Streaming music platforms Tencent Music and NetEase Music inked a deal to share 99% of their exclusively held music licenses, creating one of the largest music libraries in China. The statement was made by China’s National Copyright Administration.

Licensing fees have raised considerably as of late after authorities cracked down on illegal music sharing in 2015. A national campaign to regulate the media industry has spawned a war between companies fighting for exclusive rights to songs.

Tencent Holdings Ltd. social media app WeChat played host to a statement by the National Copyright Administration last Friday that said the two companies would form a long-term music licensing agreement, and also make the music library available for lease by other companies in the streaming media ecosystem.

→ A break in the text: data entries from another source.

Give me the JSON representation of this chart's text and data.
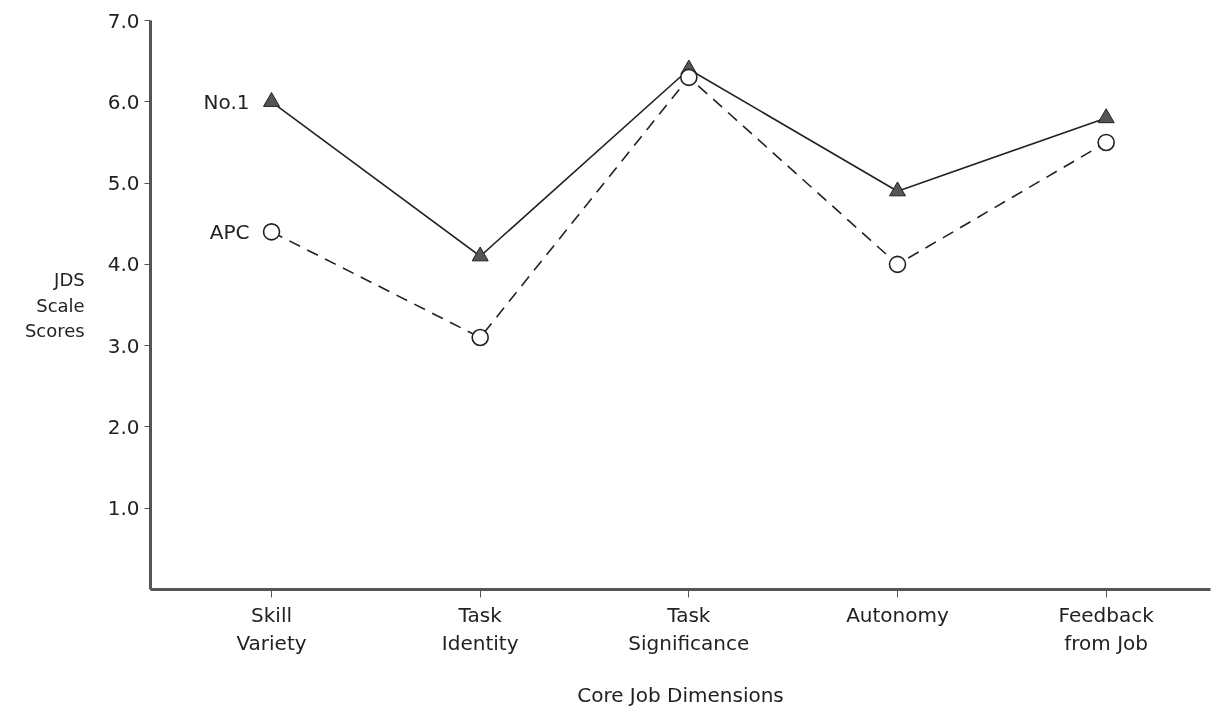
{
  "chart_data": {
    "type": "line",
    "xlabel": "Core Job Dimensions",
    "ylabel": "JDS\nScale\nScores",
    "categories": [
      "Skill\nVariety",
      "Task\nIdentity",
      "Task\nSignificance",
      "Autonomy",
      "Feedback\nfrom Job"
    ],
    "ylim": [
      0,
      7
    ],
    "yticks": [
      {
        "value": 1,
        "label": "1.0"
      },
      {
        "value": 2,
        "label": "2.0"
      },
      {
        "value": 3,
        "label": "3.0"
      },
      {
        "value": 4,
        "label": "4.0"
      },
      {
        "value": 5,
        "label": "5.0"
      },
      {
        "value": 6,
        "label": "6.0"
      },
      {
        "value": 7,
        "label": "7.0"
      }
    ],
    "grid": false,
    "series": [
      {
        "name": "No.1",
        "color": "#222222",
        "marker": "triangle",
        "line_style": "solid",
        "values": [
          6.0,
          4.1,
          6.4,
          4.9,
          5.8
        ]
      },
      {
        "name": "APC",
        "color": "#222222",
        "marker": "circle",
        "line_style": "dashed",
        "values": [
          4.4,
          3.1,
          6.3,
          4.0,
          5.5
        ]
      }
    ]
  }
}
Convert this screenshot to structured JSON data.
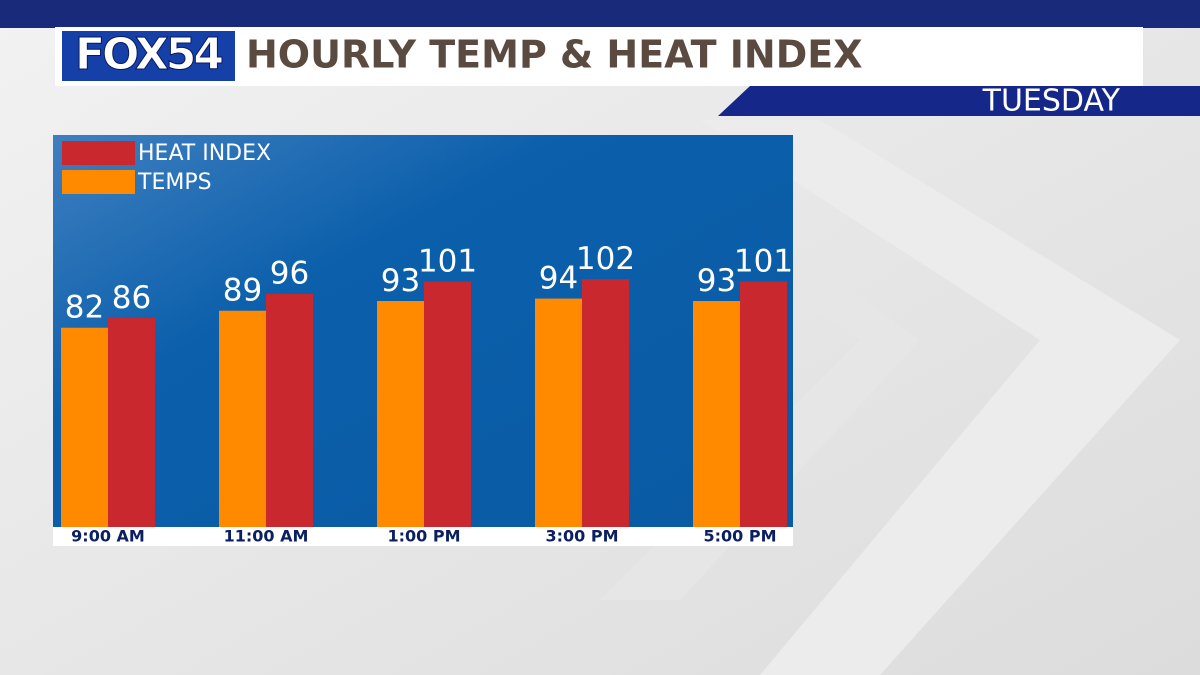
{
  "logo": "FOX54",
  "chart_data": {
    "type": "bar",
    "title": "HOURLY TEMP & HEAT INDEX",
    "subtitle": "TUESDAY",
    "categories": [
      "9:00 AM",
      "11:00 AM",
      "1:00 PM",
      "3:00 PM",
      "5:00 PM"
    ],
    "series": [
      {
        "name": "TEMPS",
        "color": "#ff8a00",
        "values": [
          82,
          89,
          93,
          94,
          93
        ]
      },
      {
        "name": "HEAT INDEX",
        "color": "#c9282f",
        "values": [
          86,
          96,
          101,
          102,
          101
        ]
      }
    ],
    "legend_order": [
      1,
      0
    ]
  }
}
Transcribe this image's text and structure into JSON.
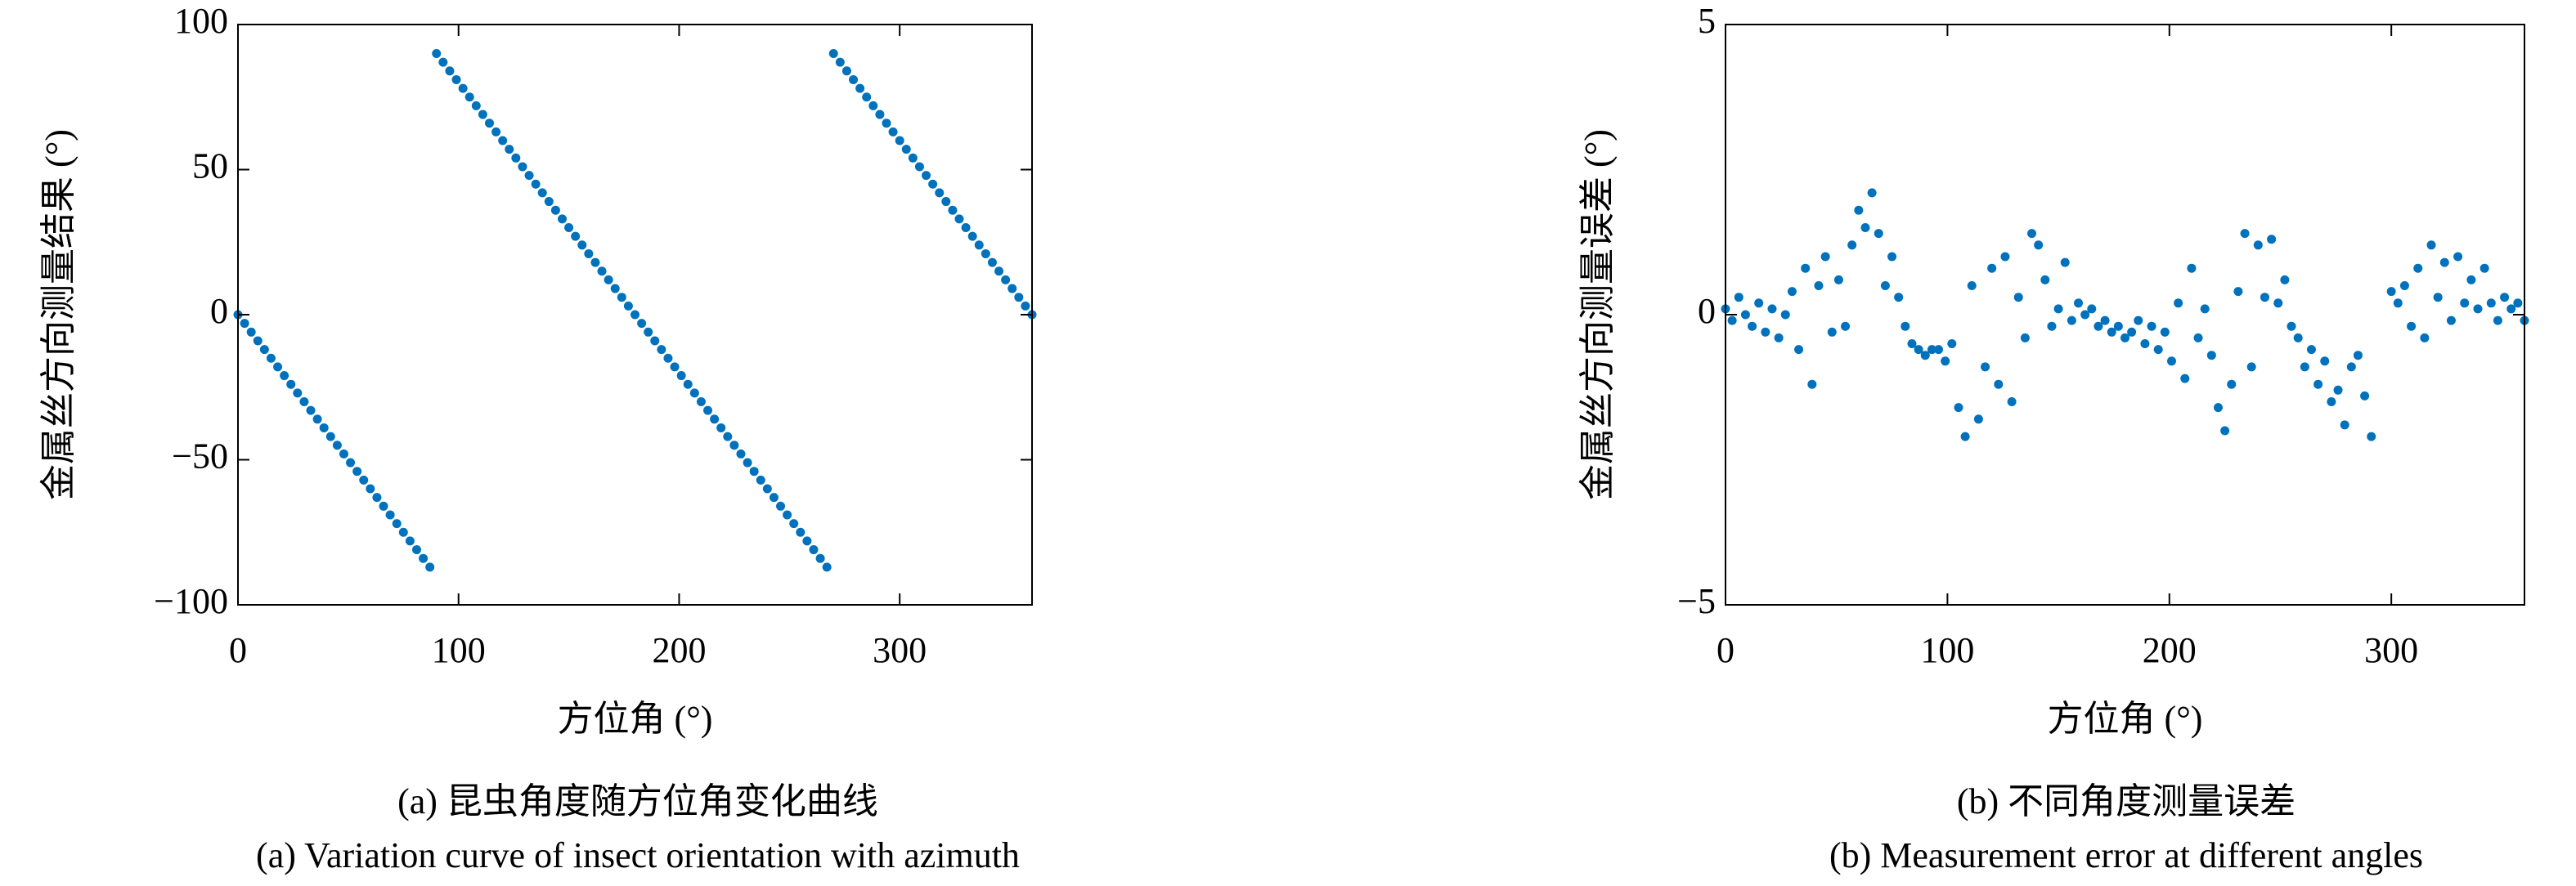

The rewards of the deal for NetEase, the smaller company of the two, seem apparent. The online gaming platform will gain access to media from at least six different labels previously controlled by Tencent.

But A NetEase insider told Caixin that the deal is not all roses for the company. “After the license swap, the experience for existing NetEase users has the potential to improve, but the handful of exclusive licenses NetEase already held will now also be available to Tencent after the swap, meaning NetEase will have lower bargaining power during future negotiations with record companies.” Neither company disclosed the dollar amount of the deal.

Despite trade-offs typical of any major deal, the agreement marks the end of an ongoing feud between Tencent and NetEase who sued each other twice for copyright infringement in the past three years. Tencent also sued KuGou in 2015 after the Beijing media crackdown, which is held by Alibaba Group Holding Ltd.

It’s rumored that Tencent Music is planning an IPO later this year. The platform boasts 600 million users, a figure that dwarfs international competitor Spotify, which clocked in at 140 million users at the end of 2017.